A few weeks ago, a friend of mine noticed that Amazon didn’t appear to have plans to sell Blu-rays of Star Wars: The Last Jedi, the most popular movie of 2017; only a digital version was up for presale. He thought he’d noticed something similar recently “with a couple of big geek films”—a “weird war against Blu-rays” that seemed to cut against the entire point of the everything store.
I wasn’t surprised. Amazon would be foolish not to use its platform to advance its position vis-à-vis its competitors. Searching for a Google Home on the site, for example, takes you to listings of Amazon’s own smart speaker, the Echo; the closest you’ll get to Google’s product is a self-published manual on setting up your Home that you can skim on your Kindle. Yes, it was a bit curious that Amazon was willing to cut into its own sales of Last Jedi DVDs, but perhaps blackballing the product to boost digital purchases on its video platform was worth it. Naively, I assumed Amazon’s “weird war” was against itself.
When I checked the Amazon page for The Last Jedi the next day, March 27—the first day that home copies became available—the Blu-ray Discs remained listed as “out of stock.” (It certainly wasn’t a manufacturing issue: Target and Best Buy had discs to sell.) A week later, The Last Jedi Blu-rays’ status on Amazon had changed to “temporarily unavailable.” As of this Wednesday night, they are there for purchase—but only if you join or are already a part of Amazon’s loyalty-fostering system. “This item is reserved for Prime members,” reads Amazon’s copy about The Last Jedi’s Blu-ray, DVD, and 4K Ultra HD versions. If you were going to purchase The Last Jedi from the retail giant, it wanted to anchor you to its ecosphere in one way or another, either by signing you up for Amazon Prime or selling you the Amazon Video edition.
Rey and Finn aren’t the only pop-cultural heroes being held hostage by Jeff Bezos. I checked the Amazon availability of the 10 highest-grossing films of 2017, and three other films were in the same or roughly equal position as The Last Jedi: Beauty and the Beast, Thor: Ragnarok, and Guardians of the Galaxy 2. Could it be that Amazon’s “weird war,” then, is with Disney (which owns the Marvel and Star Wars franchises)? A largely under-the-radar feud between the two companies is now in at least its third year—with signs pointing to future escalation. (Disney and Amazon did not respond to requests for comment.)
In 2014, Variety reported that Amazon had halted DVD presales of Disney titles like Maleficent and Captain America: The Winter Soldier following a dispute over the digital giant’s cut. That standoff seems to be ongoing: Home copies of Black Panther and A Wrinkle in Time are unavailable for preorder, but you can buy a physical copy of the new Tomb Raider (from Warner Bros.), which opened a month after those Disney films.

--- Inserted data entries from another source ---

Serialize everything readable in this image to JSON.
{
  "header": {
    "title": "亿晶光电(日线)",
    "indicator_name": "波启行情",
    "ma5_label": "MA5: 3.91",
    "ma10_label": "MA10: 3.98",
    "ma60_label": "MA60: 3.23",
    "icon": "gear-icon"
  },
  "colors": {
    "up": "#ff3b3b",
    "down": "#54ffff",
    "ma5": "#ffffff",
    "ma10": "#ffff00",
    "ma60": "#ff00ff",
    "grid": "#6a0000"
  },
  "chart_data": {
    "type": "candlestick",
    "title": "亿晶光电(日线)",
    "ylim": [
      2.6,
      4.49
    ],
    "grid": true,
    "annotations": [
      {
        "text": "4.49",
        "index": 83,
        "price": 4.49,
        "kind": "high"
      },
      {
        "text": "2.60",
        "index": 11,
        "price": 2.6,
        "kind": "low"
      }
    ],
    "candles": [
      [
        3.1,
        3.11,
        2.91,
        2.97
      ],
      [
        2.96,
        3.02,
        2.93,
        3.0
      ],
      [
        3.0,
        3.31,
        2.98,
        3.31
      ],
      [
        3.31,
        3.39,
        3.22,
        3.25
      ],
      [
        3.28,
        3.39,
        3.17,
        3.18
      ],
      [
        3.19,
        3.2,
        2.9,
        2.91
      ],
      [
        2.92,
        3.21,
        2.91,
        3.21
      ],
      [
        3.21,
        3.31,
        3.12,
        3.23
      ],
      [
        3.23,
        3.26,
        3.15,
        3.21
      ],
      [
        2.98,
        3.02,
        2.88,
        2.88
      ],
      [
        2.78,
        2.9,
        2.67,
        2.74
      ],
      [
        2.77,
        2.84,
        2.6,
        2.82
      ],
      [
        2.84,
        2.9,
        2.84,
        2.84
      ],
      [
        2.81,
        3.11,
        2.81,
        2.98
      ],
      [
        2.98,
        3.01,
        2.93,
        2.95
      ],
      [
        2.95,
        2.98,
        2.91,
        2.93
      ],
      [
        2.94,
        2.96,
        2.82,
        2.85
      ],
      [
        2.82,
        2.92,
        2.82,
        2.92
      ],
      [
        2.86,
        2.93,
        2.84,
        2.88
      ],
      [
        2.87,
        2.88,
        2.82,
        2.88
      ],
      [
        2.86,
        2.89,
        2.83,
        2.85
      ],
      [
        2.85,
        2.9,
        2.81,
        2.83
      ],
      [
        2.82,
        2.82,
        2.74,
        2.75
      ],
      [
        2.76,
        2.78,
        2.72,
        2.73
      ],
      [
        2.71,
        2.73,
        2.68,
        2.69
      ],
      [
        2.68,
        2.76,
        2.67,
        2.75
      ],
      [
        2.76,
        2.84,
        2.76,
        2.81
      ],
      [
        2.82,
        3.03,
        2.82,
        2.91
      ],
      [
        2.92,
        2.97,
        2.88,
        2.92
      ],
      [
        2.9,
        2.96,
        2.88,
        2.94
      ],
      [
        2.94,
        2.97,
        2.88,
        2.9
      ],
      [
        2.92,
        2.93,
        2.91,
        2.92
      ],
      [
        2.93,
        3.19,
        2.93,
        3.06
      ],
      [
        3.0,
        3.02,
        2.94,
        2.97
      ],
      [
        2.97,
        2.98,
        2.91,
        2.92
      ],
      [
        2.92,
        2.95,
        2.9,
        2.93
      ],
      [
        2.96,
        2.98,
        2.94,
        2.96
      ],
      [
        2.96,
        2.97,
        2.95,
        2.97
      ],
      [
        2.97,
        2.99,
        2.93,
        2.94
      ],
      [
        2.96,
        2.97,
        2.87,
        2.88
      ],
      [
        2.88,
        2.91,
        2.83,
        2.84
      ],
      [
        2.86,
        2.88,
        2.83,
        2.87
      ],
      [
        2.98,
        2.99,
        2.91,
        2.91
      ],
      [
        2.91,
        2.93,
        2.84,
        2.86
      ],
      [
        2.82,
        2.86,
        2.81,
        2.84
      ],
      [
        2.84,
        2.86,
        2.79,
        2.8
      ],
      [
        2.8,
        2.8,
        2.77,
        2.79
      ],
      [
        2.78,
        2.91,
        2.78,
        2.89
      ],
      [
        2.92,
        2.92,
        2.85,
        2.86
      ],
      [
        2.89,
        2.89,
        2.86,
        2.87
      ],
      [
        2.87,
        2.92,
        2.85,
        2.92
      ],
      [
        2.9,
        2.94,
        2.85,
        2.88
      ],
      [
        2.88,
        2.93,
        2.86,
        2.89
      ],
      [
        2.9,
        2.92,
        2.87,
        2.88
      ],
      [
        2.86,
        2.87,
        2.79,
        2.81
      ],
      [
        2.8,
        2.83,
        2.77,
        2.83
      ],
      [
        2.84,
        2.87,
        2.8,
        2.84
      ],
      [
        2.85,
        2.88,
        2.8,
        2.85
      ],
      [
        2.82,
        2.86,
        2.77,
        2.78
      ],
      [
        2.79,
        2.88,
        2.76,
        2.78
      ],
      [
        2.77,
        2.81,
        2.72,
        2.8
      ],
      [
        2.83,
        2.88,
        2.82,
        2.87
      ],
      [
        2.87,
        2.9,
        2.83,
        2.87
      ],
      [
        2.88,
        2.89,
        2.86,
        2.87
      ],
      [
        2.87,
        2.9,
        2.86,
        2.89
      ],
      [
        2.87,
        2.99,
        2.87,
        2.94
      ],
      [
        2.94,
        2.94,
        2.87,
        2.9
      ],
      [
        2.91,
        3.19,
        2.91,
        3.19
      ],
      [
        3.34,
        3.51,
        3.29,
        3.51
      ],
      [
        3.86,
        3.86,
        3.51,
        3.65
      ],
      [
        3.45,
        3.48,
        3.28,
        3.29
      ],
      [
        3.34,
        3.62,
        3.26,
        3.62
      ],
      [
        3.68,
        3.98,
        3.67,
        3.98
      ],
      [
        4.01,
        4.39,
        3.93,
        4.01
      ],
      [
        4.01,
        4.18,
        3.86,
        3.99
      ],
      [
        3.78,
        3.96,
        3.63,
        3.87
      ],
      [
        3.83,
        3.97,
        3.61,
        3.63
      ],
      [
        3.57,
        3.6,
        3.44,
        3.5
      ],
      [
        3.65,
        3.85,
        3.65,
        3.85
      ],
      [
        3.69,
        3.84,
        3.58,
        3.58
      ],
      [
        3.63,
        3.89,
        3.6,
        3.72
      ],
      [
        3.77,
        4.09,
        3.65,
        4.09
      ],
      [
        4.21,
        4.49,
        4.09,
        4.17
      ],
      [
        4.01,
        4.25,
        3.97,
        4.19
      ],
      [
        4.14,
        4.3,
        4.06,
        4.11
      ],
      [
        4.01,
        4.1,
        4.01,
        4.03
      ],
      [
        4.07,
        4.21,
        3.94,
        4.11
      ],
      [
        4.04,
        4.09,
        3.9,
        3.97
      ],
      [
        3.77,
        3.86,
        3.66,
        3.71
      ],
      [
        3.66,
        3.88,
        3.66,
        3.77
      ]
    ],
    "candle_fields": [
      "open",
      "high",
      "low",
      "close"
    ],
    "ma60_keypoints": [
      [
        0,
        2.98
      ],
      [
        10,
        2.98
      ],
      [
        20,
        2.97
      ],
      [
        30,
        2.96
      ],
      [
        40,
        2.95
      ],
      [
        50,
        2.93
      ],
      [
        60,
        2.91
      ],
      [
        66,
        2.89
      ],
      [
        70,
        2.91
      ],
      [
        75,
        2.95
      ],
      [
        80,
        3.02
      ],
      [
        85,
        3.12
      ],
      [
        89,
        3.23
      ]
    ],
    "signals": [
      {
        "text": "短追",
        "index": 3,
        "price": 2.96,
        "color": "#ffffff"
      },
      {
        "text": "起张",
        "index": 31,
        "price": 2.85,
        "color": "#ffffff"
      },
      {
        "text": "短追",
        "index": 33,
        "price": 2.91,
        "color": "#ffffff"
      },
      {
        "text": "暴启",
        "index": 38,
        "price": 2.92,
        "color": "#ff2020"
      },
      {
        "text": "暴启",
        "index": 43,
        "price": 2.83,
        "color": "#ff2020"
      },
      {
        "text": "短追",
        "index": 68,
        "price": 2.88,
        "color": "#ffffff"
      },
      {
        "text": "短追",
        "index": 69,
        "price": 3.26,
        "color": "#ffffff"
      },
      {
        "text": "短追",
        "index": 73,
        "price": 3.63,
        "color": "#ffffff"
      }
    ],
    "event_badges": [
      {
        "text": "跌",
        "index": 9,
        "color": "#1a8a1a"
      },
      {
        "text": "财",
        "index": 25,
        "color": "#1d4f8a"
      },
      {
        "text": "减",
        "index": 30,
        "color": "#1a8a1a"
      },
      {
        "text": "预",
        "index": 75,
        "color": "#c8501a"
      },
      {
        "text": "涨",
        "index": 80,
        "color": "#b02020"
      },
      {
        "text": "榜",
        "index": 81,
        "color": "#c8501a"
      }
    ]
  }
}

It’s striking how neither side is worth rooting for in this battle between behemoth and colossus. Amazon sales made up a terrifying 44 percent of online purchases in 2017 (a primary reason I opted to cancel my Prime membership several years ago). A 2017 study found that 40 percent of American consumers are Prime subscribers, who of course are incentivized to buy more from Amazon, rather than other retailers; this week the company revealed it has more than 100 million Prime members. For its part, Disney is poised to gain an estimated 40 percent market share of the film industry after its fast approaching merger with Fox Studios. Mickey’s imminent streaming service, too, has many in the entertainment and digital industries trembling, as rival studios and TV/video platforms like Netflix, Amazon, and YouTube will have to contend with a new service whose brand has long been synonymous with wholesome children’s entertainment.
The mild difficulty of purchasing The Last Jedi Blu-ray via Amazon was probably a minor if confusing bump in the road for a few consumers, but it just might be a preview of a larger fight between mammoth entertainment and retail conglomerates that reduces customer choice and turns online ecospheres into gilded cages. The more we build our Amazon Video library, for instance, the more we’re likely to continue using the service to the neglect of others. It’s yet unclear what form the Disney streaming site will take, but a subscription structure that results in canceled Netflix and cable accounts could mean a childhood media diet determined by the Mouse House and little else.
So who wins the current corporate spat between Amazon and Disney? If sales of The Last Jedi Blu-rays are anything to go by, the answer is both. Rey’s adventures sit at No. 2 and No. 5 on Amazon’s Blu-ray best-sellers list Thursday, which means that there are enough Prime members to drive that many DVD sales. And when competing corporations are stuck in win-win quagmires, a loss for consumers can’t be far behind.